So I've been trying to teach myself some set theory and I've come across some exercises in Just and Weese's Discovering Modern Set Theory. To whit:
Definition 20: A cardinal $\kappa$ is called weakly inaccessible if $\kappa$ is an uncountable regular limit cardinal.
Exercise 27 (PG): Show that if $\alpha$ is a weakly inaccessible cardinal, then $\alpha=\aleph_\alpha$.
Exercise 28 (R): Show that the smallest ordinal $\alpha$ such that $\alpha=\aleph_\alpha$ is not a weakly inaccessible cardinal.

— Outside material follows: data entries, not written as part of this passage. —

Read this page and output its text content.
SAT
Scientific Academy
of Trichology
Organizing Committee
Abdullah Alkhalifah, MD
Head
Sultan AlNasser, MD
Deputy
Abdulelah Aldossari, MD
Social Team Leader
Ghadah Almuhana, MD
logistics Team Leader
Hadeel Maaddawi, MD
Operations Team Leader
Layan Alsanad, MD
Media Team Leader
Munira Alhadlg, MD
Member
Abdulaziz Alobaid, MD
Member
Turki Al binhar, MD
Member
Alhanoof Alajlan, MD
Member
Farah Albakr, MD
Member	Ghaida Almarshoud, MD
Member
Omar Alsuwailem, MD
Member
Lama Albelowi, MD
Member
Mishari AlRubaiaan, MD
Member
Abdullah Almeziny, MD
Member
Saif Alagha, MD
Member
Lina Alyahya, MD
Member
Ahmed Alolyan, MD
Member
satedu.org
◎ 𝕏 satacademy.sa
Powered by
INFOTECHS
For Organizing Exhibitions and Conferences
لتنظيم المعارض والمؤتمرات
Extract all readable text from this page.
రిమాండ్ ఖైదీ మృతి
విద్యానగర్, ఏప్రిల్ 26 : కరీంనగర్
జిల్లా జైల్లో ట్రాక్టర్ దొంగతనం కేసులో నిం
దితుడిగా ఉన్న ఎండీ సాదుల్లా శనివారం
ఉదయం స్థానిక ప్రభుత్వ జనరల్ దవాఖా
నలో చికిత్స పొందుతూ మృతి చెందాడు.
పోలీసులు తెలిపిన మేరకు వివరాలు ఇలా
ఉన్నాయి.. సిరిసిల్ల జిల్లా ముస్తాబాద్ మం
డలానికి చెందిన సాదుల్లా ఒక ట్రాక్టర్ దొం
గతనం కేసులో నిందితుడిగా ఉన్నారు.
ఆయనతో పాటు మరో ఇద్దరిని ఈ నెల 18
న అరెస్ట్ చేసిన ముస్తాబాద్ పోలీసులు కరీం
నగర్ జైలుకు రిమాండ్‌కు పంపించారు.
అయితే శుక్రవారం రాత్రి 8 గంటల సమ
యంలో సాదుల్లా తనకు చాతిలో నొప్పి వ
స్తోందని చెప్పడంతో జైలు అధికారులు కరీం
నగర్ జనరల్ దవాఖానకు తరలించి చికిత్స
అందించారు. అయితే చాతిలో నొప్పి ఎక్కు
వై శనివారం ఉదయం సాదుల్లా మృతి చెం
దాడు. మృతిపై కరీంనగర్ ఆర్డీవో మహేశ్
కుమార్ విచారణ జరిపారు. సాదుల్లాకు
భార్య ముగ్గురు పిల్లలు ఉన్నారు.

For the first I've proved by induction that $\alpha\subseteq\aleph_\alpha$ for all ordinals $\alpha$, obviously I have to use the weakly inaccessible part to go the other way, but I've no idea where to start. Weakly inaccessible gives that every function with cofinal range in $\alpha$ has domain at least $\alpha$ but that is saying that things are big, where as I need that $\aleph_\alpha$ is small.
The second is beyond me, I considered trying to show that ZFC proves the existence of such an ordinal $\alpha$, and then appeal to the fact that the existence of a weakly inaccessible cardinal is independent of ZFC, however this result is yet to be obtained in the text and so I imagine this can't be what is wanted.